Juillet 03 2025
Le Barreau rejette la concentration des tribunaux chargés des violences sexistes et met en garde contre les risques pour les victimes.

El Consejo General de la Abogacía Española, par l'intermédiaire de sa Commission pour l'égalité présidée par Marga Cerro et de sa Sous-commission pour la violence présidée par Fernando Rodríguez Santocildes, a réitéré son opposition à la consolidation des Tribunaux de violence contre les femmes prévue par la Loi organique 1/2025 en raison du préjudice que cette réorganisation judiciaire causerait aux victimes de violence de genre.
Dans les amendements présentés à la loi sur l’accès à la carrière judiciaire et de procureur, la Abogacía Española a demandé la suppression de l'article qui « permet à certaines des sections qui composent les tribunaux de première instance d'étendre leur compétence à un ou plusieurs arrondissements judiciaires d'une même province, ou de plusieurs provinces limitrophes relevant d'une même compétence ». Tribunal Superior de Justicia ».
« Cette réforme pourrait ouvrir la voie à une centralisation ou à une concentration des compétences en matière de violences faites aux femmes dans les tribunaux de première instance des capitales provinciales, voire dans les provinces voisines, avec pour conséquence des conséquences sur les districts judiciaires de petite taille ou peu peuplés. Les victimes seraient contraintes de parcourir de nombreux kilomètres dans des situations de grande vulnérabilité », explique Marga Cerro.
Dans le 12e Conférence des avocats sur les violences de genre, Lors de la réunion tenue en septembre dernier à Tolède, on avait déjà alerté sur le risque que cette réforme provoque un éloignement de la justice des victimes elles-mêmes, qui devraient être au centre du système de protection.
Le Barreau exige que toute réforme du système judiciaire donne la priorité à l’accessibilité réelle, à l’égalité territoriale et à la protection effective des victimes.

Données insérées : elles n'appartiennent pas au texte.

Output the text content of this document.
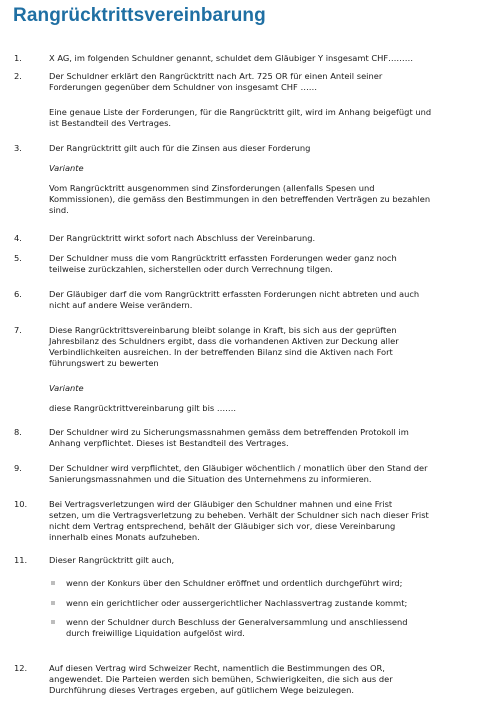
Rangrücktrittsvereinbarung
1.	X AG, im folgenden Schuldner genannt, schuldet dem Gläubiger Y insgesamt CHF………
2.	Der Schuldner erklärt den Rangrücktritt nach Art. 725 OR für einen Anteil seiner
Forderungen gegenüber dem Schuldner von insgesamt CHF ……
Eine genaue Liste der Forderungen, für die Rangrücktritt gilt, wird im Anhang beigefügt und
ist Bestandteil des Vertrages.
3.	Der Rangrücktritt gilt auch für die Zinsen aus dieser Forderung
Variante
Vom Rangrücktritt ausgenommen sind Zinsforderungen (allenfalls Spesen und
Kommissionen), die gemäss den Bestimmungen in den betreffenden Verträgen zu bezahlen
sind.
4.	Der Rangrücktritt wirkt sofort nach Abschluss der Vereinbarung.
5.	Der Schuldner muss die vom Rangrücktritt erfassten Forderungen weder ganz noch
teilweise zurückzahlen, sicherstellen oder durch Verrechnung tilgen.
6.	Der Gläubiger darf die vom Rangrücktritt erfassten Forderungen nicht abtreten und auch
nicht auf andere Weise verändern.
7.	Diese Rangrücktrittsvereinbarung bleibt solange in Kraft, bis sich aus der geprüften
Jahresbilanz des Schuldners ergibt, dass die vorhandenen Aktiven zur Deckung aller
Verbindlichkeiten ausreichen. In der betreffenden Bilanz sind die Aktiven nach Fort
führungswert zu bewerten
Variante
diese Rangrücktrittvereinbarung gilt bis …….
8.	Der Schuldner wird zu Sicherungsmassnahmen gemäss dem betreffenden Protokoll im
Anhang verpflichtet. Dieses ist Bestandteil des Vertrages.
9.	Der Schuldner wird verpflichtet, den Gläubiger wöchentlich / monatlich über den Stand der
Sanierungsmassnahmen und die Situation des Unternehmens zu informieren.
10.	Bei Vertragsverletzungen wird der Gläubiger den Schuldner mahnen und eine Frist
setzen, um die Vertragsverletzung zu beheben. Verhält der Schuldner sich nach dieser Frist
nicht dem Vertrag entsprechend, behält der Gläubiger sich vor, diese Vereinbarung
innerhalb eines Monats aufzuheben.
11.	Dieser Rangrücktritt gilt auch,
12.	Auf diesen Vertrag wird Schweizer Recht, namentlich die Bestimmungen des OR,
angewendet. Die Parteien werden sich bemühen, Schwierigkeiten, die sich aus der
Durchführung dieses Vertrages ergeben, auf gütlichem Wege beizulegen.
wenn der Konkurs über den Schuldner eröffnet und ordentlich durchgeführt wird;
wenn ein gerichtlicher oder aussergerichtlicher Nachlassvertrag zustande kommt;
wenn der Schuldner durch Beschluss der Generalversammlung und anschliessend
durch freiwillige Liquidation aufgelöst wird.
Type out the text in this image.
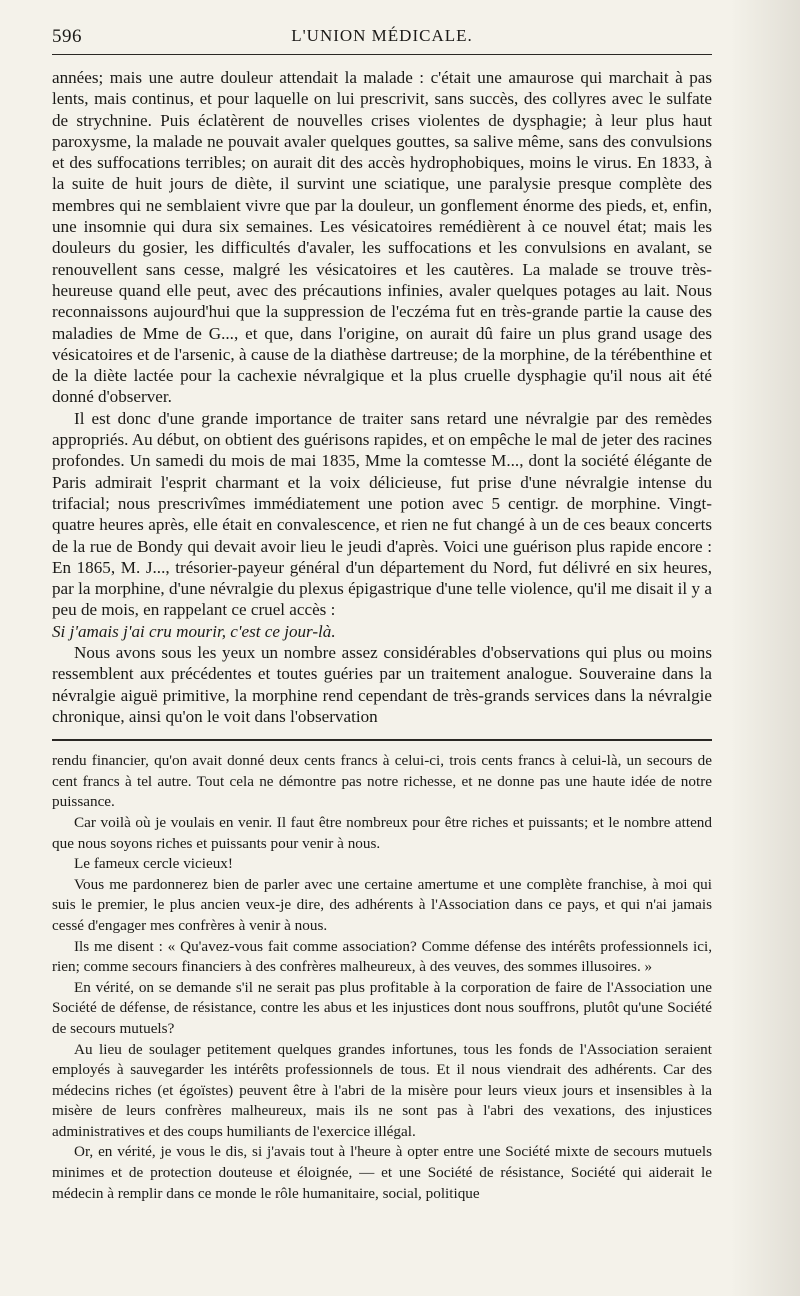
596	L'UNION MÉDICALE.

années; mais une autre douleur attendait la malade : c'était une amaurose qui marchait à pas lents, mais continus, et pour laquelle on lui prescrivit, sans succès, des collyres avec le sulfate de strychnine. Puis éclatèrent de nouvelles crises violentes de dysphagie; à leur plus haut paroxysme, la malade ne pouvait avaler quelques gouttes, sa salive même, sans des convulsions et des suffocations terribles; on aurait dit des accès hydrophobiques, moins le virus. En 1833, à la suite de huit jours de diète, il survint une sciatique, une paralysie presque complète des membres qui ne semblaient vivre que par la douleur, un gonflement énorme des pieds, et, enfin, une insomnie qui dura six semaines. Les vésicatoires remédièrent à ce nouvel état; mais les douleurs du gosier, les difficultés d'avaler, les suffocations et les convulsions en avalant, se renouvellent sans cesse, malgré les vésicatoires et les cautères. La malade se trouve très-heureuse quand elle peut, avec des précautions infinies, avaler quelques potages au lait. Nous reconnaissons aujourd'hui que la suppression de l'eczéma fut en très-grande partie la cause des maladies de Mme de G..., et que, dans l'origine, on aurait dû faire un plus grand usage des vésicatoires et de l'arsenic, à cause de la diathèse dartreuse; de la morphine, de la térébenthine et de la diète lactée pour la cachexie névralgique et la plus cruelle dysphagie qu'il nous ait été donné d'observer.

Il est donc d'une grande importance de traiter sans retard une névralgie par des remèdes appropriés. Au début, on obtient des guérisons rapides, et on empêche le mal de jeter des racines profondes. Un samedi du mois de mai 1835, Mme la comtesse M..., dont la société élégante de Paris admirait l'esprit charmant et la voix délicieuse, fut prise d'une névralgie intense du trifacial; nous prescrivîmes immédiatement une potion avec 5 centigr. de morphine. Vingt-quatre heures après, elle était en convalescence, et rien ne fut changé à un de ces beaux concerts de la rue de Bondy qui devait avoir lieu le jeudi d'après. Voici une guérison plus rapide encore : En 1865, M. J..., trésorier-payeur général d'un département du Nord, fut délivré en six heures, par la morphine, d'une névralgie du plexus épigastrique d'une telle violence, qu'il me disait il y a peu de mois, en rappelant ce cruel accès :

Si j'amais j'ai cru mourir, c'est ce jour-là.

Nous avons sous les yeux un nombre assez considérables d'observations qui plus ou moins ressemblent aux précédentes et toutes guéries par un traitement analogue. Souveraine dans la névralgie aiguë primitive, la morphine rend cependant de très-grands services dans la névralgie chronique, ainsi qu'on le voit dans l'observation

rendu financier, qu'on avait donné deux cents francs à celui-ci, trois cents francs à celui-là, un secours de cent francs à tel autre. Tout cela ne démontre pas notre richesse, et ne donne pas une haute idée de notre puissance.

Car voilà où je voulais en venir. Il faut être nombreux pour être riches et puissants; et le nombre attend que nous soyons riches et puissants pour venir à nous.

Le fameux cercle vicieux!

Vous me pardonnerez bien de parler avec une certaine amertume et une complète franchise, à moi qui suis le premier, le plus ancien veux-je dire, des adhérents à l'Association dans ce pays, et qui n'ai jamais cessé d'engager mes confrères à venir à nous.

Ils me disent : « Qu'avez-vous fait comme association? Comme défense des intérêts professionnels ici, rien; comme secours financiers à des confrères malheureux, à des veuves, des sommes illusoires. »

En vérité, on se demande s'il ne serait pas plus profitable à la corporation de faire de l'Association une Société de défense, de résistance, contre les abus et les injustices dont nous souffrons, plutôt qu'une Société de secours mutuels?

Au lieu de soulager petitement quelques grandes infortunes, tous les fonds de l'Association seraient employés à sauvegarder les intérêts professionnels de tous. Et il nous viendrait des adhérents. Car des médecins riches (et égoïstes) peuvent être à l'abri de la misère pour leurs vieux jours et insensibles à la misère de leurs confrères malheureux, mais ils ne sont pas à l'abri des vexations, des injustices administratives et des coups humiliants de l'exercice illégal.

Or, en vérité, je vous le dis, si j'avais tout à l'heure à opter entre une Société mixte de secours mutuels minimes et de protection douteuse et éloignée, — et une Société de résistance, Société qui aiderait le médecin à remplir dans ce monde le rôle humanitaire, social, politique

Du Sous-comité sur la violence à l'égard des femmes de la Abogacía Española, votre président Fernando Rodriguez Santocildes Elle a été directe : « Cette mesure est non seulement inefficace, mais aussi profondément injuste. Le droit à une assistance rapprochée et spécialisée est non négociable. » Selon elle, ce modèle viole les principes essentiels d’immédiateté et de proximité dans les procédures judiciaires pour violences sexistes.
El Colegio de la Abogacía de León, dont Rodríguez Santocildes est le doyen, a exprimé son « rejet catégorique » de l'élargissement de la juridiction de la Juzgado de Violencia sobre la Mujer de León aux districts d'Astorga, La Bañeza, Cistierna et Sahagún. Cette mesure, prévue pour la fin de l'année, centraliserait les procédures dans la capitale provinciale, compromettant ainsi l'unité de la défense juridique et affectant les professionnels de l'Aide Judiciaire dans les districts judiciaires plus petits.
Le Barreau de Oviedo a également exprimé son opposition à la régionalisation à venir qui obligerait les victimes de plusieurs municipalités à déménager à Gijón. Et le Barreau de La Corogne a déposé un recours administratif devant le Tribunal Supremo contre les articles 6 et 1-F du Décret Royal 422/2025, pour étendre la juridiction de Santiago aux districts de Noia, Ribeira et Muros.
aussi Conseil de l'Ordre des Avocats de Catalogne a exprimé son rejet de cette réforme.